Binali Yıldırım slams burning of flag in Athens
Prime Minister Binali Yıldırım on Wednesday slammed the burning of a Turkish flag during a rally in the Greek capital, Athens, calling it an "unacceptable" act.
Speaking at a joint news conference with his Turkish Republic of Northern Cyprus counterpart Tufan Erhürman in capital Ankara, Yıldırım said: "Insulting the flag means insulting the country. There is nothing acceptable about this.
"Our crescent-and-star flag is our pride. We would sacrifice our soul for the sake of this flag and we can mobilize all our resources for it," he added.
The Turkish flag was burned on Monday during an anti-Turkey rally in Athens organized by a racist political party.
Earlier on Wednesday, Turkey's Foreign Ministry also denounced the "heinous" flag-burning incident, demanding that Greek authorities arrest the perpetrators as soon as possible.
DRILLING OFF CYPRUS
During their meeting in Ankara, both prime ministers also discussed strengthening the close cooperation between Turkey and Northern Cyprus as well as the Cyprus issue in general, Yıldırım said.
Yıldırım said neither Turkey nor Northern Cyprus would accept any unilateral initiatives regarding the natural resources around the island.
"All kinds of natural riches, hydrocarbon resources around the island of Cyprus are the common wealth of all people living on the island, including both the North and the South," he said, referring to the Turkish Cypriots and Greek Cypriots.
"Therefore, unilateral activities around the island are never welcomed by us [Turkey]. Nor does the Turkish Republic of Northern Cyprus welcome this," Yıldırım added.
He underlined that people from both sides of the disputed island should be involved in any activities regarding the extraction of underground resources off Cyprus.
"We consider any work which both parties do not agree to a threat as well as an attempt to breach the sovereign rights of Northern Cyprus," said the Turkish premier.
Cyprus has been divided since 1974 when a Greek Cypriot coup was followed by violence against the island's Turks, and Ankara's intervention as a guarantor power.
It has seen an on-and-off peace process in recent years, including the collapse of a 2017 initiative in Switzerland under the auspices of guarantor countries including Turkey, Greece, and Britain.
Turkey blames Greek Cypriot intransigence for the talks' failure, also faulting the European Union for admitting Cyprus as a divided island into the union in 2004 after Greek Cypriot voters rejected a peace deal.
DETENTION OF 2 GREEK SOLDIERS IN TURKEY
On the detention of two Greek soldiers who last week crossed the border into Turkey, Yıldırım said a legal process was underway and the Turkish judiciary would do the necessary work.
He also slammed Greek initiatives to take the issue to the European Union.
"It has become a habit to take every Turkish-related issue to the EU to get support from there.
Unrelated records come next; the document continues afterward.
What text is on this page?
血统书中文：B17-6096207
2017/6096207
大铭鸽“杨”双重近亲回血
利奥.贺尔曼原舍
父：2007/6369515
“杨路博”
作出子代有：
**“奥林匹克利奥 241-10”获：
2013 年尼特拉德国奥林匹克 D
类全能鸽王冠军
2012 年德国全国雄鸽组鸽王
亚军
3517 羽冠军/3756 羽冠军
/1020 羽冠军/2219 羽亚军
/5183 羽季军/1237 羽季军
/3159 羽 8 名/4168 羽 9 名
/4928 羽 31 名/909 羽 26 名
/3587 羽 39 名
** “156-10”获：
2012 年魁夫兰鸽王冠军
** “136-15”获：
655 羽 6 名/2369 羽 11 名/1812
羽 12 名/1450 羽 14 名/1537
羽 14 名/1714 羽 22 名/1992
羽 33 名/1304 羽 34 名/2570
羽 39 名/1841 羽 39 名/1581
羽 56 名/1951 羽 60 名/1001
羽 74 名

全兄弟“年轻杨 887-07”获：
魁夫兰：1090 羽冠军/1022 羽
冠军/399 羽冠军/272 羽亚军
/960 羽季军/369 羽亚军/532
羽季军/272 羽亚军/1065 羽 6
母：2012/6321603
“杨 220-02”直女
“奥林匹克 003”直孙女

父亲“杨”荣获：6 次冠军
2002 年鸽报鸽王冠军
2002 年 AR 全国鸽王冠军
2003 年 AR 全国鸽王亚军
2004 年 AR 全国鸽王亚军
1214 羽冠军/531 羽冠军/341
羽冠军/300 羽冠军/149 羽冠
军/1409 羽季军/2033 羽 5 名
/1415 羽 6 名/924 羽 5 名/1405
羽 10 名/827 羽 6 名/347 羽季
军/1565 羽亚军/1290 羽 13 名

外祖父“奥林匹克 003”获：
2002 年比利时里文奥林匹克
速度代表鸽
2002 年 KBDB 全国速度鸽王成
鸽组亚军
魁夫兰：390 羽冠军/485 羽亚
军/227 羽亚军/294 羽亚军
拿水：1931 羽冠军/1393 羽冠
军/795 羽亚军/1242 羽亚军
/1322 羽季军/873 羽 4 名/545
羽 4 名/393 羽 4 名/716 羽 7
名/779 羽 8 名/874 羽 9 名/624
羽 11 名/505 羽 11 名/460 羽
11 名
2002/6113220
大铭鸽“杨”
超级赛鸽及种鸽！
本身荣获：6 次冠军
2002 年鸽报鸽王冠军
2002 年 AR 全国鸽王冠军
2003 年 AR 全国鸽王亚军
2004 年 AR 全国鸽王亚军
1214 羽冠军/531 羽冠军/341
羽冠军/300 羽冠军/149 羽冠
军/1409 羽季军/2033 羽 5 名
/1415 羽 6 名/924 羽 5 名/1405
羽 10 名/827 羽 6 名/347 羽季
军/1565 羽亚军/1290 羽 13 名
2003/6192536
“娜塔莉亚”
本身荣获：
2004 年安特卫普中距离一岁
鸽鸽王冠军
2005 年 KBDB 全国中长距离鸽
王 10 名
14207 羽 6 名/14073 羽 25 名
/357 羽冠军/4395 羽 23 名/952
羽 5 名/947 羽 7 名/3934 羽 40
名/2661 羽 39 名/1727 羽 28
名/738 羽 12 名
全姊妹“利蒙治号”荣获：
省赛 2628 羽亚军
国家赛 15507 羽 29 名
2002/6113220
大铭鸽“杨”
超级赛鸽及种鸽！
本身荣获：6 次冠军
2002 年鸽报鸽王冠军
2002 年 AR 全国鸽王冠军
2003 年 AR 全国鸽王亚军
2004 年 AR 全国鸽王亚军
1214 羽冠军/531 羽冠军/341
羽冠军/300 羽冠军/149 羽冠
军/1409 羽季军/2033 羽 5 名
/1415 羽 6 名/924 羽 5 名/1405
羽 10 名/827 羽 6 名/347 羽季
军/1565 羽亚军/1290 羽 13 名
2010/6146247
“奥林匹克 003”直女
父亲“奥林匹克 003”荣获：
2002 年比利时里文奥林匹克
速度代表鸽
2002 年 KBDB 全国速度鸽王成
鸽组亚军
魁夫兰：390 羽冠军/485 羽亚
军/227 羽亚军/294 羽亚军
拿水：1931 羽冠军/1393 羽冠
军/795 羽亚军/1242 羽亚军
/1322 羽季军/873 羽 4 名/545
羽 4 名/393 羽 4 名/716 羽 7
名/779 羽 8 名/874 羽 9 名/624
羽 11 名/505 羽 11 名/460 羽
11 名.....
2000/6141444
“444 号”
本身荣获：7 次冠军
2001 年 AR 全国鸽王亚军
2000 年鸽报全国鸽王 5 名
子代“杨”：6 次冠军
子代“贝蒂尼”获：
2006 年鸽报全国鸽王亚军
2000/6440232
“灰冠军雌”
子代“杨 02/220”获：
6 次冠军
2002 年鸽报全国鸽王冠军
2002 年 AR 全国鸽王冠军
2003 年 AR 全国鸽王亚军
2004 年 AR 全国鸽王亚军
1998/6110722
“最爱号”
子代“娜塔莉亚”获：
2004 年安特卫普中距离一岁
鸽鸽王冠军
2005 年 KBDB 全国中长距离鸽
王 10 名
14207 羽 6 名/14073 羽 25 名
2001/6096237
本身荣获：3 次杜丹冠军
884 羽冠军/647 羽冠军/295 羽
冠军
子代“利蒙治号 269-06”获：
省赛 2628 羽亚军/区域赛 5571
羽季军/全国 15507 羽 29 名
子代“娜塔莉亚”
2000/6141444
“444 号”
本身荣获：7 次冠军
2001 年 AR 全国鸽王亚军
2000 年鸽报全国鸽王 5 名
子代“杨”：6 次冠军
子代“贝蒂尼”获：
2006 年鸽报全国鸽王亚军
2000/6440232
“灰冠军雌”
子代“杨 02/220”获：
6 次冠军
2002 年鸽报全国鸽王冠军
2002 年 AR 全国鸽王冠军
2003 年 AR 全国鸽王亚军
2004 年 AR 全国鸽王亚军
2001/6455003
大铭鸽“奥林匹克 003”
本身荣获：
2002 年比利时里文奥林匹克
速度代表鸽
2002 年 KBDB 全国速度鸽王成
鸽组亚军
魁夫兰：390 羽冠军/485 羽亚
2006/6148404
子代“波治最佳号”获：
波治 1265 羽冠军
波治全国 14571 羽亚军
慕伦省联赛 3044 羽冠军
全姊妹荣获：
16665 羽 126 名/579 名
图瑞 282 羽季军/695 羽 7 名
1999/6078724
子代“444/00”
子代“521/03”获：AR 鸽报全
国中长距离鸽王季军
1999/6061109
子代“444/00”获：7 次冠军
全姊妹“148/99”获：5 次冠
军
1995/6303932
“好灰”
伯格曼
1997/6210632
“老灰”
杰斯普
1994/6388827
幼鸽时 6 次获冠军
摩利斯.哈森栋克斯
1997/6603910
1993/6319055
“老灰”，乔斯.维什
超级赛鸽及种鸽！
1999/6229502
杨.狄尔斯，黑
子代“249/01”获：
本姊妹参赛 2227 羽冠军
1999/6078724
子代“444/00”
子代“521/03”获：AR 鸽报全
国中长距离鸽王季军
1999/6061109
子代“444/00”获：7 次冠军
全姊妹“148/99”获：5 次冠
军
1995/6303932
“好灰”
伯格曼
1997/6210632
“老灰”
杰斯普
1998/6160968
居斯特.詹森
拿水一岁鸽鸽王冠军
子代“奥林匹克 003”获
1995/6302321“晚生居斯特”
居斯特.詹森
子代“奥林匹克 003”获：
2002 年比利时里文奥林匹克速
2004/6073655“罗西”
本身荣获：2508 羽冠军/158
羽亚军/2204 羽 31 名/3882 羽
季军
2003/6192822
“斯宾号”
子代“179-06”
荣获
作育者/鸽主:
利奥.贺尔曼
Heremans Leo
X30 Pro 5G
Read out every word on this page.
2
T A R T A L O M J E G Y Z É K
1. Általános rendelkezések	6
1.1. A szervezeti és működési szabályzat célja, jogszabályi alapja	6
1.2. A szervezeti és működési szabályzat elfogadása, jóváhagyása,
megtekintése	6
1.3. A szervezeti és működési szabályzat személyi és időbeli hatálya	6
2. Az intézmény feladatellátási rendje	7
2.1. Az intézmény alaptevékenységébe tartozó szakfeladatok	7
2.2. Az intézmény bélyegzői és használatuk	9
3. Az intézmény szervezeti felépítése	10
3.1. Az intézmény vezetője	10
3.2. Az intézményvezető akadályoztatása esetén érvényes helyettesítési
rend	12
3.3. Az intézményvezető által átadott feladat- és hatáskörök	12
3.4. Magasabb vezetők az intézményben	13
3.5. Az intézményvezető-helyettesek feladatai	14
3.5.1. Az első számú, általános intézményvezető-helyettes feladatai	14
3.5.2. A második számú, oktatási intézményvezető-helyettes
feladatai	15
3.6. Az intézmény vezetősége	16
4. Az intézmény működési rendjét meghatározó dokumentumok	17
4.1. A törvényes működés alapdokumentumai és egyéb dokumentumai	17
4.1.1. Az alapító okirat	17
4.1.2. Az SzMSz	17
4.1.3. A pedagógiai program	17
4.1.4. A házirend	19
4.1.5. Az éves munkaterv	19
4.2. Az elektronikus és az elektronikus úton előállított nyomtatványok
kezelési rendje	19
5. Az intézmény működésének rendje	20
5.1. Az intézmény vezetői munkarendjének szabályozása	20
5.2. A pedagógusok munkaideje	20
This and similar new initiatives neither take our relations with the EU farther ahead nor bring them down."
Lt. Aggelos Mitretodis and Sgt. Dimitros Kouklatzis were remanded in custody on March 2 after they "inadvertently" crossed the border in northwestern Turkey.
According to the soldiers, they got lost due to bad weather and later came across local Turkish patrol units.
Security sources said the Greek soldiers faced charges of espionage and sending records on their smartphones to their superiors.